Welcome to the beloved Measure Up segment. The official listener’s favorite part of the show! The part of the show when we present the animal’s size and dimension in relatable terms through a quiz that’s fun for the whole family. It’s also the part of the show that’s introduced by you when you send in audio of yourself saying, singing, or chittering the words Measure Up into ldtaxonomy at Gmail dot com. We don’t have a new Measure Up intro!
- 35 to 65 centimeters (14 to 26 in)
- How many cuscuses go into the in-game height of the Throat of the World, Skyrim’s tallest mountain?
- Hint: The Throat of the World is home to the Greybeards, practitioners of the voice. The mountain is a horrible place to visit in survival mode because it takes a long time to reach the top and it’s so cold. The in-game height was determined by measuring the amount of units it is in Skyrim’s Creation Kit.
- 949 cuscuses. The mountain is 627 meters (2,057 feet) high.

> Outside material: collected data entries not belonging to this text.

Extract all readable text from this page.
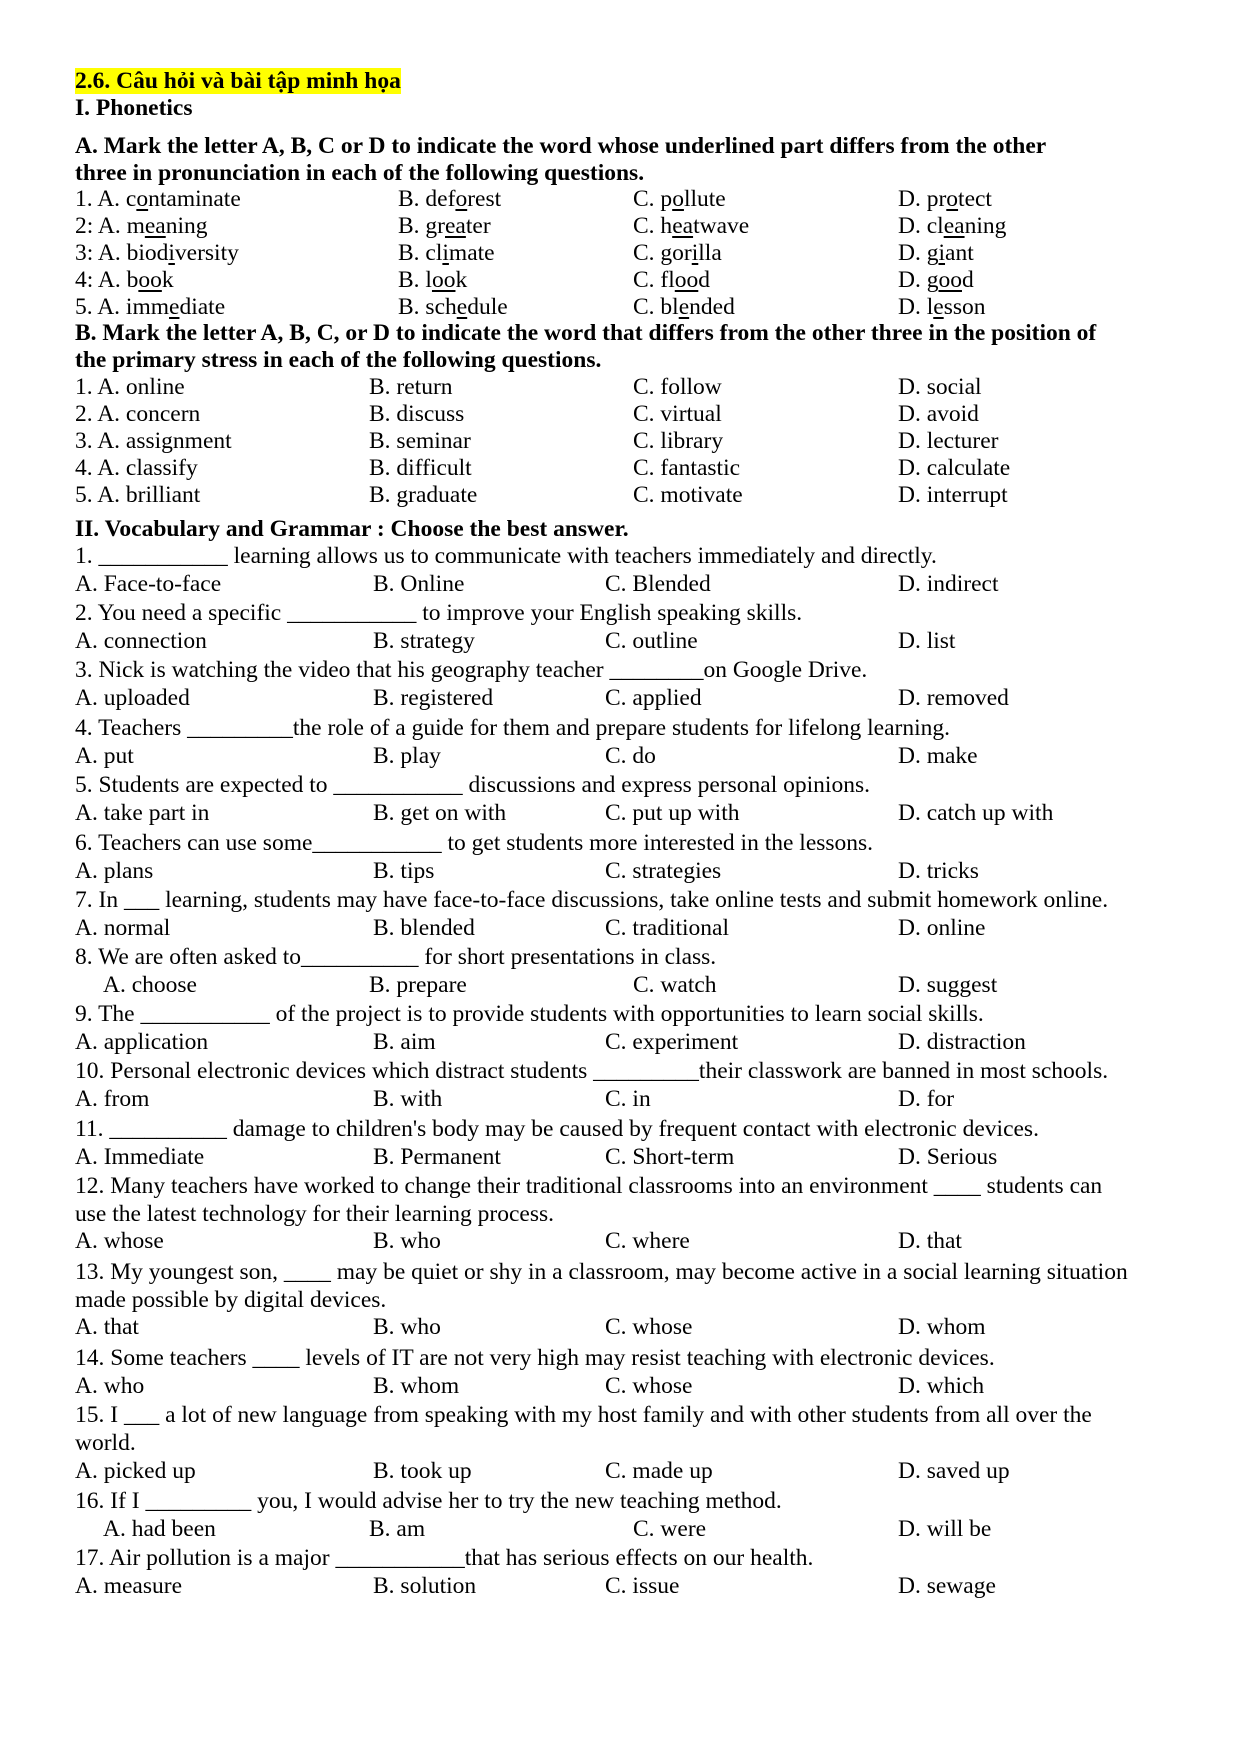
2.6. Câu hỏi và bài tập minh họa
I. Phonetics
A. Mark the letter A, B, C or D to indicate the word whose underlined part differs from the other
three in pronunciation in each of the following questions.
1. A. contaminate	B. deforest	C. pollute	D. protect
2: A. meaning	B. greater	C. heatwave	D. cleaning
3: A. biodiversity	B. climate	C. gorilla	D. giant
4: A. book	B. look	C. flood	D. good
5. A. immediate	B. schedule	C. blended	D. lesson
B. Mark the letter A, B, C, or D to indicate the word that differs from the other three in the position of
the primary stress in each of the following questions.
1. A. online	B. return	C. follow	D. social
2. A. concern	B. discuss	C. virtual	D. avoid
3. A. assignment	B. seminar	C. library	D. lecturer
4. A. classify	B. difficult	C. fantastic	D. calculate
5. A. brilliant	B. graduate	C. motivate	D. interrupt
II. Vocabulary and Grammar : Choose the best answer.
1. ___________ learning allows us to communicate with teachers immediately and directly.
A. Face-to-face	B. Online	C. Blended	D. indirect
2. You need a specific ___________ to improve your English speaking skills.
A. connection	B. strategy	C. outline	D. list
3. Nick is watching the video that his geography teacher ________on Google Drive.
A. uploaded	B. registered	C. applied	D. removed
4. Teachers _________the role of a guide for them and prepare students for lifelong learning.
A. put	B. play	C. do	D. make
5. Students are expected to ___________ discussions and express personal opinions.
A. take part in	B. get on with	C. put up with	D. catch up with
6. Teachers can use some___________ to get students more interested in the lessons.
A. plans	B. tips	C. strategies	D. tricks
7. In ___ learning, students may have face-to-face discussions, take online tests and submit homework online.
A. normal	B. blended	C. traditional	D. online
8. We are often asked to__________ for short presentations in class.
A. choose	B. prepare	C. watch	D. suggest
9. The ___________ of the project is to provide students with opportunities to learn social skills.
A. application	B. aim	C. experiment	D. distraction
10. Personal electronic devices which distract students _________their classwork are banned in most schools.
A. from	B. with	C. in	D. for
11. __________ damage to children's body may be caused by frequent contact with electronic devices.
A. Immediate	B. Permanent	C. Short-term	D. Serious
12. Many teachers have worked to change their traditional classrooms into an environment ____ students can
use the latest technology for their learning process.
A. whose	B. who	C. where	D. that
13. My youngest son, ____ may be quiet or shy in a classroom, may become active in a social learning situation
made possible by digital devices.
A. that	B. who	C. whose	D. whom
14. Some teachers ____ levels of IT are not very high may resist teaching with electronic devices.
A. who	B. whom	C. whose	D. which
15. I ___ a lot of new language from speaking with my host family and with other students from all over the
world.
A. picked up	B. took up	C. made up	D. saved up
16. If I _________ you, I would advise her to try the new teaching method.
A. had been	B. am	C. were	D. will be
17. Air pollution is a major ___________that has serious effects on our health.
A. measure	B. solution	C. issue	D. sewage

- 1.5 to 6 kilograms (3.3 to 13.2 lb)
- How many cuscuses go into the largest bowl of couscous?
- Hint: Couscous is small steamed durum wheat clumps, which is essentially a tiny pasta in a long rice shape. The largest bowl was made in Algeria in 2004.

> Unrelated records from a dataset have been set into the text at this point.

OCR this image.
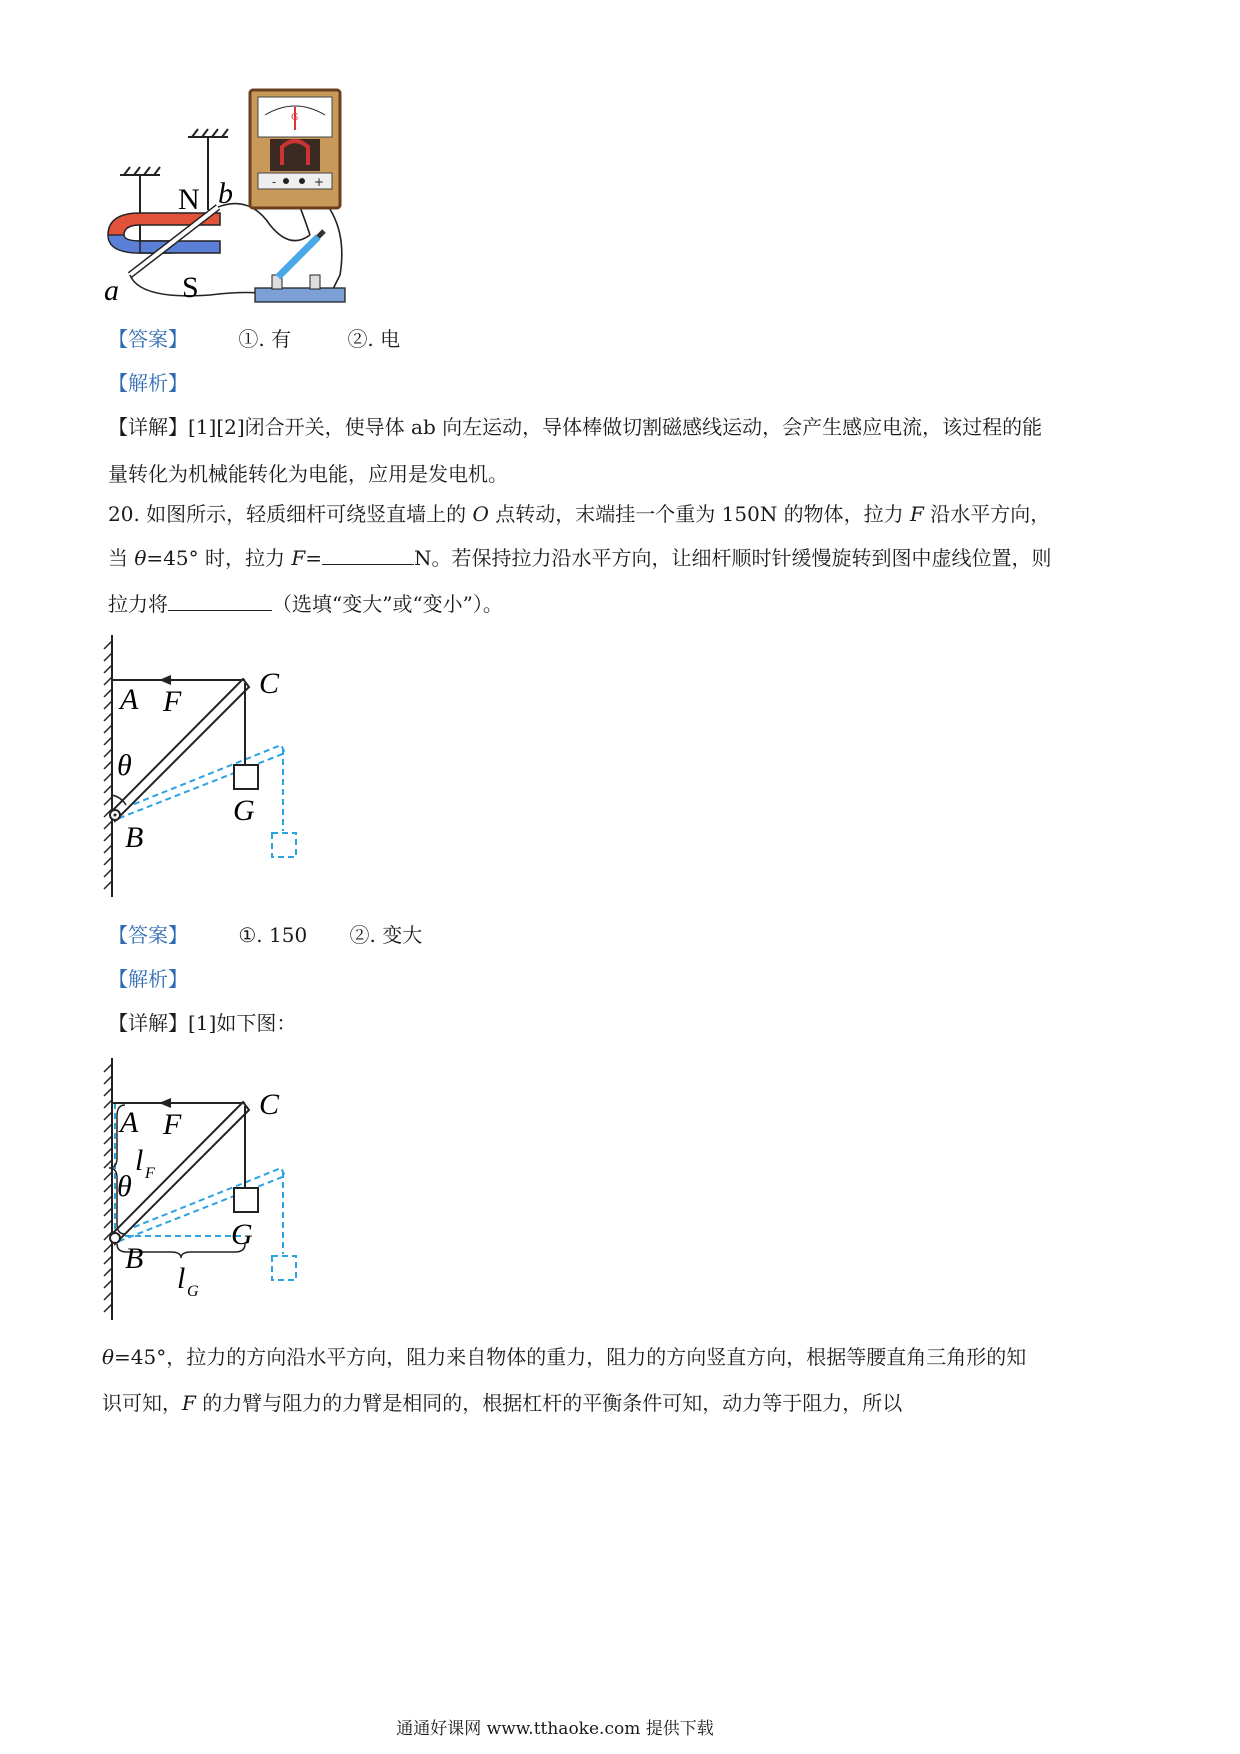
-	+
G
N b
a S
【答案】	①. 有	②. 电
【解析】
【详解】[1][2]闭合开关，使导体 ab 向左运动，导体棒做切割磁感线运动，会产生感应电流，该过程的能
量转化为机械能转化为电能，应用是发电机。
20. 如图所示，轻质细杆可绕竖直墙上的 O 点转动，末端挂一个重为 150N 的物体，拉力 F 沿水平方向，
当 θ=45° 时，拉力 F=	N。若保持拉力沿水平方向，让细杆顺时针缓慢旋转到图中虚线位置，则
拉力将	（选填“变大”或“变小”）。
A	C
F
θ
B
G
【答案】	①. 150 ②. 变大
【解析】
【详解】[1]如下图：
A
C
F
l F
θ
B
G
l G
θ=45°，拉力的方向沿水平方向，阻力来自物体的重力，阻力的方向竖直方向，根据等腰直角三角形的知
识可知，F 的力臂与阻力的力臂是相同的，根据杠杆的平衡条件可知，动力等于阻力，所以
通通好课网 www.tthaoke.com 提供下载
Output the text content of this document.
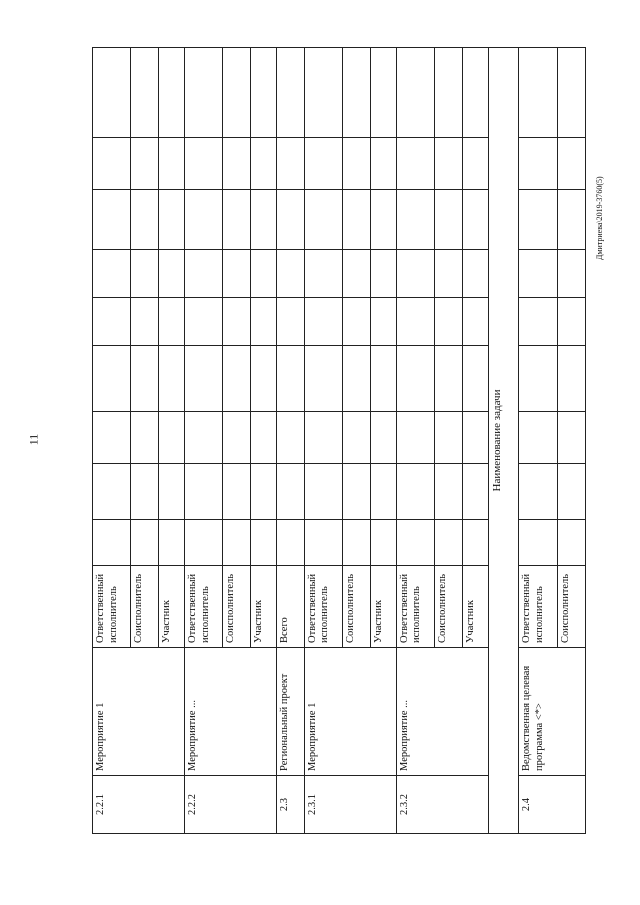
11
2.2.1	Мероприятие 1	Ответственный исполнитель									
		Соисполнитель									
		Участник									
2.2.2	Мероприятие ...	Ответственный исполнитель									
		Соисполнитель									
		Участник									
2.3	Региональный проект	Всего									
2.3.1	Мероприятие 1	Ответственный исполнитель									
		Соисполнитель									
		Участник									
2.3.2	Мероприятие ...	Ответственный исполнитель									
		Соисполнитель									
		Участник									
Наименование задачи											
2.4	Ведомственная целевая программа <*>	Ответственный исполнитель									
		Соисполнитель									
Дмитриева\2019-3760(5)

- 1,009 cuscuses. The bowl was 6.04 tonnes (13,315 lb).
Common Spotted Cuscus Fast Facts
- Range: Mostly Papua New Guinea, a few islands in Indonesia, and the tippy top of Australia in a region called Cape York. It prefers rainforests, mangroves, and eucalyptus forests at low altitudes.
- Diet: Thanks to its unspecified dentition (non-specific teeth), it can eat all kinds of plants including leaves, nectar, and flowers. It can also sometimes eat small animals and eggs.
- The cuscus is reclusive so it’s difficult to find and observe
- It is generally solitary and nocturnal, though it sometimes does eat during the day
- It needs to look out for pythons and predatory birds.
- They live for about 11 years in the wild.
Major Fact: A Claim Staked
The common spotted cuscus is a solitary man. For most of their year, they feed and nest alone.
Male cuscuses can be extremely territorial. Even though they look like a cross between a teddy bear and a sloth, they can get pretty aggressive. Male relationships are often confrontational if they happen to cross paths.
But if you’re a lone fuzz monkey trying to live a peaceful life, what can you do to avoid encroaching invaders?
Stake your claim so that everyone knows who this territory belongs to.
Male cuscuses mark their territory with their scent in several ways. They emit a body odor that is quite powerful. Though one video featured a man holding a cuscus saying, “He’s got a very very strong, but not actually unpleasant, smell.”
They also spray excretions from their scent glands to make sure their musk really seeps into all the cracks of their favorite tree.
But anyone with siblings knows there is one sure way to claim a cookie–lick it.
The spotted cuscus likes to lick the branches and leaves of their tree to let everyone else know who is the king of tree, keeper of leaves.
Sometimes, males mosey past these scent warnings and confront their rivals. If so, they will quite literally post up.
The cuscus males will stand straight up on their back legs and make barking and snarling noises. If this display of standing up to their enemies doesn’t work, they can scratch, bite, and kung fu kick rivals and predators.
Ending: So eat your leafy greens, take hold of your arboreal raft, and stand up for what you believe in like the cuscus here in LDT.